El ojo izquierdo

Mugre sobre mugre

Las soluciones a debatir entre los políticos deberán ser políticas, que por eso les hemos elegido y para eso cobran. ¿Hasta cuándo vamos a aguantar que se diriman estos temas en las salas judiciales?

¿Será posible que en algún momento del futuro, no nos fijemos plazos, podamos hablar de política sin tener que hacerlo al mismo tiempo, como si fueran hermanos siameses, de la Justicia, de abogados, de fiscales y de jueces? Ahí están Cataluña y la corrupción, dos problemas gigantescos en la España del 2018, y ambos atravesados de parte a parte por decenas de artículos de varios Códigos. Discutimos sobre leyes, nacionales e internacionales, si es ajustado a Derecho publicar una lista o si la extradición la están aplicando de forma correcta los jueces alemanes.
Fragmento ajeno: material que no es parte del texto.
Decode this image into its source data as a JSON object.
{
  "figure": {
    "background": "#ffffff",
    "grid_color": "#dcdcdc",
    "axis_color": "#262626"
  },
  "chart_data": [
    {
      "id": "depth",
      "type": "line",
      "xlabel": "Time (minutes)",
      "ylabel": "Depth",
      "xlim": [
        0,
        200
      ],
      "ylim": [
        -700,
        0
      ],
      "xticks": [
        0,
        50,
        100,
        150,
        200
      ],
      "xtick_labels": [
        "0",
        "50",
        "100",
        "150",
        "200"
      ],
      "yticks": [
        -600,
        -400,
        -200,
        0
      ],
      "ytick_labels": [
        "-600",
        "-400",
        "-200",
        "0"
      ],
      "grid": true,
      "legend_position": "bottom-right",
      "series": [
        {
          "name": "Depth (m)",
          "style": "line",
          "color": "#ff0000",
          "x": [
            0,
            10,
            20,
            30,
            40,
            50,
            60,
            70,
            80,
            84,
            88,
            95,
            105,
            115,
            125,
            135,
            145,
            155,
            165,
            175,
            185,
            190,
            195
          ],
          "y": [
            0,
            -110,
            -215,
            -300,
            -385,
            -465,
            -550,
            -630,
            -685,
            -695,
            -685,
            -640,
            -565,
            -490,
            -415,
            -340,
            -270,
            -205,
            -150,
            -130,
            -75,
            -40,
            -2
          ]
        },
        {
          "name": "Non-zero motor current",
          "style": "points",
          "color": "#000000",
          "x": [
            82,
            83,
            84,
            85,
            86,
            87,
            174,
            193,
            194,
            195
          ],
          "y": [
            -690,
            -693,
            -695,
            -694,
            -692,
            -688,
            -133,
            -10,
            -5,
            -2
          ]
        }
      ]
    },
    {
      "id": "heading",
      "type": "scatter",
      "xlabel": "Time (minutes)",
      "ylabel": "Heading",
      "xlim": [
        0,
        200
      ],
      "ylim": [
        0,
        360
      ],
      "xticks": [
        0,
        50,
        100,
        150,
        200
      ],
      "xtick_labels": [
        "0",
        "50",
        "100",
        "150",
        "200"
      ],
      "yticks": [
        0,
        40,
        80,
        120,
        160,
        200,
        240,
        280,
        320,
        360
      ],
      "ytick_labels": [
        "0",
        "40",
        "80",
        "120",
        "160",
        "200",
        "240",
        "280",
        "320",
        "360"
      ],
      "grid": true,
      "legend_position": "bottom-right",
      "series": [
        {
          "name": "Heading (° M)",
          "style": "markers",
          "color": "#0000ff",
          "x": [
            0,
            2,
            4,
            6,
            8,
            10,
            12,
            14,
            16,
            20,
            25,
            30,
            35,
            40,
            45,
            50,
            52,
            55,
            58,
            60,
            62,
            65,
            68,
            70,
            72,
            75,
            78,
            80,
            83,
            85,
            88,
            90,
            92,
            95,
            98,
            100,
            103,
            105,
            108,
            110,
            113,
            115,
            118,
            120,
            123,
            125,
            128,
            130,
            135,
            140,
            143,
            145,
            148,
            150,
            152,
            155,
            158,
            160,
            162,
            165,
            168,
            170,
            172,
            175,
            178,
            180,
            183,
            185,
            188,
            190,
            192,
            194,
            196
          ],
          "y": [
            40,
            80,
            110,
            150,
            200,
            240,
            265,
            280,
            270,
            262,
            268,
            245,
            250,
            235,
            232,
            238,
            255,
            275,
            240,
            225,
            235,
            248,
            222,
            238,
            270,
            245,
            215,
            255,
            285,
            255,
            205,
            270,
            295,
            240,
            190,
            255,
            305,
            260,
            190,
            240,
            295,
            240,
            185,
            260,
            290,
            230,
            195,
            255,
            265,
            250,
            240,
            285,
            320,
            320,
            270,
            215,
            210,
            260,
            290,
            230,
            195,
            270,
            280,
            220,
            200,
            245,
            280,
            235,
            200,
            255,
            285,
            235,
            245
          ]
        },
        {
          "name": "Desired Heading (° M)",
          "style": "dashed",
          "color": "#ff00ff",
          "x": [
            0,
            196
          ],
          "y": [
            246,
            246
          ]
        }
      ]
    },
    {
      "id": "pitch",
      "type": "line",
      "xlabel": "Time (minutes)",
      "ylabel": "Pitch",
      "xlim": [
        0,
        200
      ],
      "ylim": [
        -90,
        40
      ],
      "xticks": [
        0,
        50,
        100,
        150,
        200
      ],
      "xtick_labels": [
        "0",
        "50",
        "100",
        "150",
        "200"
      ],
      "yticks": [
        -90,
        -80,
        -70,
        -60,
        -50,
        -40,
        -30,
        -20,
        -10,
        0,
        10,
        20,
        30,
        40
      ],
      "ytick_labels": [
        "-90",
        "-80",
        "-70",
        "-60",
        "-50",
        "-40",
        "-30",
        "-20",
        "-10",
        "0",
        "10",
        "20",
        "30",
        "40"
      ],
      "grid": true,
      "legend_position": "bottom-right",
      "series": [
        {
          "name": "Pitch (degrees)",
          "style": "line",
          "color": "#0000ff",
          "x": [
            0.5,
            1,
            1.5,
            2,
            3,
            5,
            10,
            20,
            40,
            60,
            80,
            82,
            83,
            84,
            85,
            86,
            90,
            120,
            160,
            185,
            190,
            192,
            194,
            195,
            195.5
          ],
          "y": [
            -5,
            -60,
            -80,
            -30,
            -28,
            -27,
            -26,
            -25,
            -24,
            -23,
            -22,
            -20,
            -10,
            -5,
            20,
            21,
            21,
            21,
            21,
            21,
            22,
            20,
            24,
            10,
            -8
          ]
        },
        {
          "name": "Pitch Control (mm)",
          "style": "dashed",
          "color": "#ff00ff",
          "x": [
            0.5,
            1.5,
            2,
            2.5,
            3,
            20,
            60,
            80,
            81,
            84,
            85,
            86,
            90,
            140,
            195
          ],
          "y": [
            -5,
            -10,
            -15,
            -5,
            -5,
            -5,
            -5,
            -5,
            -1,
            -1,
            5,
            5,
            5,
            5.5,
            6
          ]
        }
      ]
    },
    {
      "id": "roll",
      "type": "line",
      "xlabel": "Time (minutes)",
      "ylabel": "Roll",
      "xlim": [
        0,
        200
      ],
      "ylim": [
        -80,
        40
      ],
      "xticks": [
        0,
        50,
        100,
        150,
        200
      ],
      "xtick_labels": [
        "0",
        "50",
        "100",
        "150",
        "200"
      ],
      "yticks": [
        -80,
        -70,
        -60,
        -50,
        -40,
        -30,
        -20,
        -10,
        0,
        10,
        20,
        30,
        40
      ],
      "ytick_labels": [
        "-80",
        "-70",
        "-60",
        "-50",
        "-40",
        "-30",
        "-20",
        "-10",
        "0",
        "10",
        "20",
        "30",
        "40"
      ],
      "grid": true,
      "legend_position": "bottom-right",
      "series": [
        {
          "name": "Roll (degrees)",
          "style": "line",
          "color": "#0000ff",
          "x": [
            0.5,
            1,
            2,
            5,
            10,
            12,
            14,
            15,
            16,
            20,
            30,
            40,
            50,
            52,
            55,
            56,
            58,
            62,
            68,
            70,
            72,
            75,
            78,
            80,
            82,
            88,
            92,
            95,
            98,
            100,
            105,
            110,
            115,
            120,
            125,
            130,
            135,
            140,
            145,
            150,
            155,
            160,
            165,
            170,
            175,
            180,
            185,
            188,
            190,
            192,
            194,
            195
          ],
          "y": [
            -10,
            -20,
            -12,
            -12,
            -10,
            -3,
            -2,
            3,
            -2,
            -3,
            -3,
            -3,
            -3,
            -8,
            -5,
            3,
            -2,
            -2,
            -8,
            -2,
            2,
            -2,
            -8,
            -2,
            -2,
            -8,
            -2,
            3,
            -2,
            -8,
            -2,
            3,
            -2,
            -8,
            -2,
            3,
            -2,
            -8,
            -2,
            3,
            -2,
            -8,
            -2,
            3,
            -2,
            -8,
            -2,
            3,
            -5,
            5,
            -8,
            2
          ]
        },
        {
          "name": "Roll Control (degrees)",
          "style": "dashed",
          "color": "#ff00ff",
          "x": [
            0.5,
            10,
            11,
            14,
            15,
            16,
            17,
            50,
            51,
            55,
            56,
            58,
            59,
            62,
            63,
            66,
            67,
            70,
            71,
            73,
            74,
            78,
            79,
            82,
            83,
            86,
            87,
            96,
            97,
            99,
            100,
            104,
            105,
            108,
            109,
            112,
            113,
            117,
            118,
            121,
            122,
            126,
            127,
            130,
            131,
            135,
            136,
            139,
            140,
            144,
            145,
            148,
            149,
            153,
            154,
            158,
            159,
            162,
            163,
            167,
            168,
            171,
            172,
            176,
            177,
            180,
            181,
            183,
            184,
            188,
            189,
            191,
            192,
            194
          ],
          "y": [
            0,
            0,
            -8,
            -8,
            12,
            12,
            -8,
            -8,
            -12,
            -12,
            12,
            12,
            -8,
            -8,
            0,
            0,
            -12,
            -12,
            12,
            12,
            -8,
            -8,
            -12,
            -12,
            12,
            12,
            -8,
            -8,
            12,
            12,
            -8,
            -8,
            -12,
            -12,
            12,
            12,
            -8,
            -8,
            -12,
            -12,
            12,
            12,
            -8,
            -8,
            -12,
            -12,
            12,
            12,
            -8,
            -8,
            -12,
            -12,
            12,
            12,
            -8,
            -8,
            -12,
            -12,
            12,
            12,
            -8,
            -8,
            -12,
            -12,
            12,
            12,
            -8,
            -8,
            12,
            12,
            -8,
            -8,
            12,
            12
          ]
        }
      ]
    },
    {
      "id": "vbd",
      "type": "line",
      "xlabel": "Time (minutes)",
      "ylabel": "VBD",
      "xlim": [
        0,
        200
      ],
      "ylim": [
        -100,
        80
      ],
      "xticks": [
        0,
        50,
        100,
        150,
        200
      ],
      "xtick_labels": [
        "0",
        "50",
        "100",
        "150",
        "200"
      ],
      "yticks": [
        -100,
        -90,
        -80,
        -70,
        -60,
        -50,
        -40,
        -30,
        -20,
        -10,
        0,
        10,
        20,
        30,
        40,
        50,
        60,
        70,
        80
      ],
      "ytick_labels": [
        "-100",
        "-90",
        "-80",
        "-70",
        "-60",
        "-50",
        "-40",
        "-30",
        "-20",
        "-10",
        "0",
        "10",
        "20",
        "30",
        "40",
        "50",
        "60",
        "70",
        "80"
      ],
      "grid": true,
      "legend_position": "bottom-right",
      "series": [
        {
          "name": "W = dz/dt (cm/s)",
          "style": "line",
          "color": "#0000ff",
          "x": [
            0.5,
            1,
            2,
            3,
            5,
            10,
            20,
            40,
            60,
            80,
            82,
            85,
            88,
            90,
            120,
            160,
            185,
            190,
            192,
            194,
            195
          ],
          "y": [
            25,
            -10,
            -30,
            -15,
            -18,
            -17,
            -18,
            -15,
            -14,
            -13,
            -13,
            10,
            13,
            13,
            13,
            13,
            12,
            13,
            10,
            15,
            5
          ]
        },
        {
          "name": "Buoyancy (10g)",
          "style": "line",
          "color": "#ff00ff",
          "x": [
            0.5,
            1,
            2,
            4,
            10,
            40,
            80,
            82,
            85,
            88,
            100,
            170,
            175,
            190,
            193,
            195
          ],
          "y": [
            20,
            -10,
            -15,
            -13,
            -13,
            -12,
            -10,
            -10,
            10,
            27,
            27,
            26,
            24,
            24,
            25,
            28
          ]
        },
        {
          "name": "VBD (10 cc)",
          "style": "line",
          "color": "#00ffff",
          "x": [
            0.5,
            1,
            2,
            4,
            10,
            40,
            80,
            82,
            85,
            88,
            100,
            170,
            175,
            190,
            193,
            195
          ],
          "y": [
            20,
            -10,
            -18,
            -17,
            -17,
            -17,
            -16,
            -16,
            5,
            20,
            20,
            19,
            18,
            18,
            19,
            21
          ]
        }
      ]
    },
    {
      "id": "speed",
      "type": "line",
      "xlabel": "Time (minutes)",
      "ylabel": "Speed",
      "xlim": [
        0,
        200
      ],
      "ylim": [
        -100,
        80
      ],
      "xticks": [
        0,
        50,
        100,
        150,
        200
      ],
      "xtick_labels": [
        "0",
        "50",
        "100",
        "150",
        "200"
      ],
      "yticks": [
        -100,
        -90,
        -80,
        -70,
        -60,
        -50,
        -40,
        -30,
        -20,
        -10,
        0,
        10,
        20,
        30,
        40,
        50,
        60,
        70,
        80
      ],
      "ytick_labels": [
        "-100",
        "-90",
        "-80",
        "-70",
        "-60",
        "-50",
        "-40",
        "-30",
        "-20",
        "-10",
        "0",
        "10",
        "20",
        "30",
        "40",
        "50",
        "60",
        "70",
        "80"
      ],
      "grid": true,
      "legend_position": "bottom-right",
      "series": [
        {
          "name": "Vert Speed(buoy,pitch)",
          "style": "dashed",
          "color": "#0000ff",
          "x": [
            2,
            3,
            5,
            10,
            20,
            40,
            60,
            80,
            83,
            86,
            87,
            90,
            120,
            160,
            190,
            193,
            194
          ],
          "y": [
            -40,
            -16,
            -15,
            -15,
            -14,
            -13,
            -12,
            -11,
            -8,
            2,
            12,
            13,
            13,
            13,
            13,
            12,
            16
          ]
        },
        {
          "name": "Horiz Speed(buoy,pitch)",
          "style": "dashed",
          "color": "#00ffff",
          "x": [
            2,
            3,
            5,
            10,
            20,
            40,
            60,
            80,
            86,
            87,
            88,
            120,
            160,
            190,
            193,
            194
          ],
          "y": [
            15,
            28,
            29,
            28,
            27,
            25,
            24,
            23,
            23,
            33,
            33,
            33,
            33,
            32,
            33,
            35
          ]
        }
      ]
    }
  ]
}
Historias de distracción de puros leguleyos, búsqueda desesperada de circunloquios para no asumir la realidad y hacer frente a las dificultades que nos atenazan. Y porque éstas son políticas, políticas deberán ser las soluciones a debatir entre los políticos, que por eso les hemos elegido y para eso cobran. ¿Hasta cuándo vamos a aguantar que se diriman estos temas en las salas judiciales? Y qué decir de la corrupción, tribunales enteros ocupados en las coimas de tanto sinvergüenza, y que un día y otro también ven engrosado su trabajo por la detención de este o aquel exministro, concejal o alcalde, campeonato que gana de lejos el Partido Popular. La caída de Eduardo Zaplana, tan estrepitosa como ha sido, es, además, demoledora para la imagen, ya cadavérica, de su partido. Más tribunales, más mugre.